Martinez and team installed the system in a way that would not interfere with the program's aesthetics. For the main system, 12 M'elodie cabinets were hung on each side of the stage, placed near the walls and as high as possible, while four MSL-4 horn-loaded long-throw loudspeakers were placed in the center to ensure sound was delivered uniformly to each of the 650 audience members. An acoustic white mesh was installed to cover the equipment so that the loudspeakers would blend with the stage background. For low-frequency support, the production team set six 650-P high-power subwoofers under the stage. A UPA-1P compact wide coverage loudspeaker was hung for delay coverage, and another hung for effects.
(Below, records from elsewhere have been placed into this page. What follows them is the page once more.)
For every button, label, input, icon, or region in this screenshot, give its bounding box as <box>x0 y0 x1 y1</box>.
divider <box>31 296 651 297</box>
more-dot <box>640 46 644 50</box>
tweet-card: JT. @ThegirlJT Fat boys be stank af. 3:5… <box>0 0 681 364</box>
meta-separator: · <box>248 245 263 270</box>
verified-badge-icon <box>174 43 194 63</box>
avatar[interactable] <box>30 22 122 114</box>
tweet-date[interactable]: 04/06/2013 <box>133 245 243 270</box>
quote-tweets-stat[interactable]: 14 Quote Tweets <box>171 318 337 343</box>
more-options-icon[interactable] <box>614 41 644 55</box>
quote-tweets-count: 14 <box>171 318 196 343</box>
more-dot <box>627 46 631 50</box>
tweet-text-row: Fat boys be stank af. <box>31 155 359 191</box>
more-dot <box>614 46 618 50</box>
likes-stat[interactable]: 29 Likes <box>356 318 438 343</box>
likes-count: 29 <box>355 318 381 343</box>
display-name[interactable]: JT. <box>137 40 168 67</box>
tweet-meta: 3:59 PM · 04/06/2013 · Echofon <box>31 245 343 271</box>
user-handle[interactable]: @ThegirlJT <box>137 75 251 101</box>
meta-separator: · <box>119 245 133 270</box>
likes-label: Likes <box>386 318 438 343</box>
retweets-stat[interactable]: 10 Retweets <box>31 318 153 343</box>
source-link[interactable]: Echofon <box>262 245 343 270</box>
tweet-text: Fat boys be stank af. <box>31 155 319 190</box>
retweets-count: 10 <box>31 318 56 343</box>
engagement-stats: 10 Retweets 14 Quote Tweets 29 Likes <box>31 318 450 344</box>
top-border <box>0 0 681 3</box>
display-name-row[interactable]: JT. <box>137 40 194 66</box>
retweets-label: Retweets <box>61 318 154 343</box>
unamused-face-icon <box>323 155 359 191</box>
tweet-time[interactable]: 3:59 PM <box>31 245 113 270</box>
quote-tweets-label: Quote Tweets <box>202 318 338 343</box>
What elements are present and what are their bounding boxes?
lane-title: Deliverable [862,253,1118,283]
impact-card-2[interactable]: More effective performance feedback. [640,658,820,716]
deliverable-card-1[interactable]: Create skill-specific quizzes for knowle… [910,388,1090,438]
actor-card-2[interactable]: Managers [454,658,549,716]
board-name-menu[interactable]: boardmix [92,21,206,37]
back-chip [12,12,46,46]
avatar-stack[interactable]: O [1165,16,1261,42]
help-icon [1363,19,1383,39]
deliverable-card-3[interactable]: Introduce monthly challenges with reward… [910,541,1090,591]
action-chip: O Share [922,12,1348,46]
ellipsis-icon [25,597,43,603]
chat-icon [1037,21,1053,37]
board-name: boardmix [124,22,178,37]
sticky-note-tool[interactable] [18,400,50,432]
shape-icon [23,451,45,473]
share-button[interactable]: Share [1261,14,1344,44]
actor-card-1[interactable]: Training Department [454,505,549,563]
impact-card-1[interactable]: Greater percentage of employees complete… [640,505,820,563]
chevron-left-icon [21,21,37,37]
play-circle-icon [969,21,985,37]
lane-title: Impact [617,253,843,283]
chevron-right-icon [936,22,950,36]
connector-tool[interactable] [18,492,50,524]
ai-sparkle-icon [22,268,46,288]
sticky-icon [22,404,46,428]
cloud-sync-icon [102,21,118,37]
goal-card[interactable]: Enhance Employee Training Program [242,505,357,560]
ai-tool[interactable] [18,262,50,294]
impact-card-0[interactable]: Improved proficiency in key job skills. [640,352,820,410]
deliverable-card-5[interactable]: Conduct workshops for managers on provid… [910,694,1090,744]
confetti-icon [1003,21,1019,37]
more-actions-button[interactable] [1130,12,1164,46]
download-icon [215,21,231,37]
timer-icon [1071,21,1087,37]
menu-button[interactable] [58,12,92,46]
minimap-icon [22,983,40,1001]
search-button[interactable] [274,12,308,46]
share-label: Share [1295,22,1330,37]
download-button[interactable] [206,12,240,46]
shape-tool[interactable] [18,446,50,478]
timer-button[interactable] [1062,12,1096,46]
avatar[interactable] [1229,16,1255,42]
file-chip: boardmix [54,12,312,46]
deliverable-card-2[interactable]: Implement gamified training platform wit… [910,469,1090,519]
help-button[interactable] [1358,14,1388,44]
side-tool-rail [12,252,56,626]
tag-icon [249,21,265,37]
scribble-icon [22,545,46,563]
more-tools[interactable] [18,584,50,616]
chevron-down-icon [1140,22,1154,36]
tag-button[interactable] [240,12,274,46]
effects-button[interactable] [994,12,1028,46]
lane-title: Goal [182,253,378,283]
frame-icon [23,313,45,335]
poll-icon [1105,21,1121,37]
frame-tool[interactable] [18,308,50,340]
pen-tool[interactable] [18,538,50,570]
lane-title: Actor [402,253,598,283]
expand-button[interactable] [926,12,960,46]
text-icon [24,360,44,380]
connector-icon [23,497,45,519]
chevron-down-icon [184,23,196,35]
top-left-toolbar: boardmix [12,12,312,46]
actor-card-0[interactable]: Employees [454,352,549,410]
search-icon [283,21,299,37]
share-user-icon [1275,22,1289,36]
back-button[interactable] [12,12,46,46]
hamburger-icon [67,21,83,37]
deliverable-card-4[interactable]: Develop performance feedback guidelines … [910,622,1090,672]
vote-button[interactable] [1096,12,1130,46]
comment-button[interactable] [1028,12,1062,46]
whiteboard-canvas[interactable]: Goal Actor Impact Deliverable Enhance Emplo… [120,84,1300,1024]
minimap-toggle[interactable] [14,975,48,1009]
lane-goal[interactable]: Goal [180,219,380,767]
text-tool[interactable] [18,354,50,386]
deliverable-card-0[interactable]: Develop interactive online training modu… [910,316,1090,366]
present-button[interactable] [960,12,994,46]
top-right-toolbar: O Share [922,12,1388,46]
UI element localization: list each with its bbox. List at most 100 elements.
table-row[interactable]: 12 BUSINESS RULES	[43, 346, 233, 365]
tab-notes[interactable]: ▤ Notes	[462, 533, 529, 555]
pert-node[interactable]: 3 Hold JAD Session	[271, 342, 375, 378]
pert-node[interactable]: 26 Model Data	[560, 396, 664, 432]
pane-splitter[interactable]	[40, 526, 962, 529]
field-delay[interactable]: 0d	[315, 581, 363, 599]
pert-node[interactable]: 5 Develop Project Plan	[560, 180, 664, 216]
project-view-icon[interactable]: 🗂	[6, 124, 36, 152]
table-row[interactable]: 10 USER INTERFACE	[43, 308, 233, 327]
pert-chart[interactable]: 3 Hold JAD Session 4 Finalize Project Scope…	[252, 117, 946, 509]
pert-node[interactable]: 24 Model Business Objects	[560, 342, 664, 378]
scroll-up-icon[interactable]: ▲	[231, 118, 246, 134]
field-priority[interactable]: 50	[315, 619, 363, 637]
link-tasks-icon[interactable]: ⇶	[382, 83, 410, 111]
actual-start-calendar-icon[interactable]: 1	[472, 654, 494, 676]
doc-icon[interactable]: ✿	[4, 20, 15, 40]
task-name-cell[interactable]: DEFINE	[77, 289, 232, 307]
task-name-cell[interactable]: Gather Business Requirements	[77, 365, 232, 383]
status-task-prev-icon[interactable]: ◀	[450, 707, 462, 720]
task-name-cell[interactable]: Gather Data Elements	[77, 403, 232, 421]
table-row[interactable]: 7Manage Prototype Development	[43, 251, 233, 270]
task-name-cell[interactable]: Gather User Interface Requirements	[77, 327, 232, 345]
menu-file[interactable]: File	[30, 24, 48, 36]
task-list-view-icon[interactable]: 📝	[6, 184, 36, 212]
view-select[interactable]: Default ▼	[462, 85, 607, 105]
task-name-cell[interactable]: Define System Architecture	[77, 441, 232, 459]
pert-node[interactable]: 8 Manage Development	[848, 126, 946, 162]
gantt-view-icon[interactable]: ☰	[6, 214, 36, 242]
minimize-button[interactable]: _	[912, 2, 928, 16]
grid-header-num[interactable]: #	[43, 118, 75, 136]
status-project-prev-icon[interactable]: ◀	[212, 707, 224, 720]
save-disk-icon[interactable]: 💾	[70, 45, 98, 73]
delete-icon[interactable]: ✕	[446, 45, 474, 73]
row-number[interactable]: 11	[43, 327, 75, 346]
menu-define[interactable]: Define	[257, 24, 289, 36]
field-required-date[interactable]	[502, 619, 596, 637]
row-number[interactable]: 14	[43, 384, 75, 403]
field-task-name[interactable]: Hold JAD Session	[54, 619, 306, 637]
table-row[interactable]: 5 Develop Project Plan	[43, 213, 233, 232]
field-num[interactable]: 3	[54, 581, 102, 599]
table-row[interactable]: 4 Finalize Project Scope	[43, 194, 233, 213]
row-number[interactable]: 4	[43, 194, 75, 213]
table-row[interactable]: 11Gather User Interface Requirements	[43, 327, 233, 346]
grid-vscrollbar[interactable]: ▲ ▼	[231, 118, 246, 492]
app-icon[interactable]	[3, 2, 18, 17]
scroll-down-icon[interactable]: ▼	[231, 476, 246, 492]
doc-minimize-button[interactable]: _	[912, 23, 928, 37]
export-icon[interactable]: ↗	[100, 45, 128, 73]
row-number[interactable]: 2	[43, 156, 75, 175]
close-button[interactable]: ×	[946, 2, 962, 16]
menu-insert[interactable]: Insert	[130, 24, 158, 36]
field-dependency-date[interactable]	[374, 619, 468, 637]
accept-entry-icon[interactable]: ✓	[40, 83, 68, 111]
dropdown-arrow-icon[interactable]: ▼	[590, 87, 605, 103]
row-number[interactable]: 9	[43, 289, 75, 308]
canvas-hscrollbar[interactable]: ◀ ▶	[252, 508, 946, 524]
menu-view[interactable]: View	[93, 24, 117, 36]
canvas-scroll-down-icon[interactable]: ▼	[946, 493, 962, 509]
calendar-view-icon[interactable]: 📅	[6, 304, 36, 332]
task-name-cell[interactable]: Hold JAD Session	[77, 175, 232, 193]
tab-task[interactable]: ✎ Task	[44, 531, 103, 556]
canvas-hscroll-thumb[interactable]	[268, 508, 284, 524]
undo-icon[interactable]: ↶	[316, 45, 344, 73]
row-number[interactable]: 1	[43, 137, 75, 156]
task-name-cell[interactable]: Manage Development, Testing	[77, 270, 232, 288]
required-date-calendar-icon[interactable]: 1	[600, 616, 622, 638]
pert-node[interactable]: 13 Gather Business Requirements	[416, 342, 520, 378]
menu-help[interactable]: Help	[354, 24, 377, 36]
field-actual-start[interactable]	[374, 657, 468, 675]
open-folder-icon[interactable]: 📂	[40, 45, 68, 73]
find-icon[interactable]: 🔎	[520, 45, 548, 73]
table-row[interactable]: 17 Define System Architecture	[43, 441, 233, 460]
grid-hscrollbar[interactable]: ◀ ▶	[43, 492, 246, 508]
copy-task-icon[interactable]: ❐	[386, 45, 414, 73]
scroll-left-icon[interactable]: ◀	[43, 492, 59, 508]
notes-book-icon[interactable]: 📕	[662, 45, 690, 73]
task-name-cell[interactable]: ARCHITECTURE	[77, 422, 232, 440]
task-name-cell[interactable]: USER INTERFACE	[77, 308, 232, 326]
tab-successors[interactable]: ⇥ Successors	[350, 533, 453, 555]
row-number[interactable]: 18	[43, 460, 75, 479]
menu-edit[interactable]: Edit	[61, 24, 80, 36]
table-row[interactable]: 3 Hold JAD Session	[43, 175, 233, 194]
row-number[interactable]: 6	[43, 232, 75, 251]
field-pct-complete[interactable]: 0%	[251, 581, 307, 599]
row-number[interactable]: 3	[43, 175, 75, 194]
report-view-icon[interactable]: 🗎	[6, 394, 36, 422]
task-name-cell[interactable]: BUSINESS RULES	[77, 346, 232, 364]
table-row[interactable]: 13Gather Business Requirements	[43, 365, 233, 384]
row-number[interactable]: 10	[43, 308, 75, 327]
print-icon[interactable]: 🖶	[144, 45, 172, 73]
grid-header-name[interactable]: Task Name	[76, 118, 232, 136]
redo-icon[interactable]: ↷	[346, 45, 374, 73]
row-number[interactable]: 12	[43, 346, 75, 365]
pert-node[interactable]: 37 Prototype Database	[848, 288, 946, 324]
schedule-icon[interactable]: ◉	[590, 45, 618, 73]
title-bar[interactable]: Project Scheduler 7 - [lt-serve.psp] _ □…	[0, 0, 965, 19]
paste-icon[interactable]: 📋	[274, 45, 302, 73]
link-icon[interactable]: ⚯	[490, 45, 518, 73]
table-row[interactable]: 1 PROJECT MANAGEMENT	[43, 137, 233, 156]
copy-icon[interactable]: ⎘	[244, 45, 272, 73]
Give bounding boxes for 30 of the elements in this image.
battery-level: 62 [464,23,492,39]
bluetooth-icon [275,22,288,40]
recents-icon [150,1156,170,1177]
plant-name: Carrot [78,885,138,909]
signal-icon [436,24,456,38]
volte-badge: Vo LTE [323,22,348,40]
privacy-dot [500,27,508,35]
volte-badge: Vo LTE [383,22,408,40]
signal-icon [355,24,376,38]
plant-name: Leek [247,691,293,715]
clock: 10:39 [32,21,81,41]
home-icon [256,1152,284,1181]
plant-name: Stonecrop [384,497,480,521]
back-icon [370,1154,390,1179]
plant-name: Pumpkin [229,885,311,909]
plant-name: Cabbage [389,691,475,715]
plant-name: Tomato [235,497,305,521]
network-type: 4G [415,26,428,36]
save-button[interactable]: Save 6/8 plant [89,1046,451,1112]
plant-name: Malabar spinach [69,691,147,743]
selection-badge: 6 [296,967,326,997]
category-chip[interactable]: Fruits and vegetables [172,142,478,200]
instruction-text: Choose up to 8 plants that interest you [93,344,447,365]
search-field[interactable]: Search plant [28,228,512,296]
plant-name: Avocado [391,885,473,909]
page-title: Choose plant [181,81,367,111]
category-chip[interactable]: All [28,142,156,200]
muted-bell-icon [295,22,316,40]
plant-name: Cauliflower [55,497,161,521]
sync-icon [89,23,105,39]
For monitoring on the 183-foot by 215-foot stage, the team incorporated 17 MSL-4 cabinets and four 650-P subwoofers.
"We were impressed by the power and adaptability of M'elodie," says Martinez. "Its size is ideal for a television stage, and, no matter where you sit, the sound is impeccable."
System setup presented some challenges. Beyond aesthetics and sonics, TV Azteca had to keep camera shots in mind, which meant more than one change in location for the Meyer Sound system.
Meyer Sound's MAPP Online Pro acoustical prediction program offered invaluable assistance in completing the system design before the setup date. The program also proved essential to getting the best results when it became necessary to change the system's location to accommodate camera angles.
The SIM 3 audio analyzer was a key tool in aligning the system. "Being in the hands of an experienced user, SIM 3 was a great help in solving some cancellation problems in the main mix," says Martinez.
During the season, the contestants of "La Academia" faced the double hurdle of learning how to simultaneously sound good live and on television. The production team faced essentially the same challenge, but, with the help of their Meyer Sound system, they gave the show the excitement and "electricity" it needed. As Martinez concludes, "For a speaker of this size, we got more than we expected from M'elodie."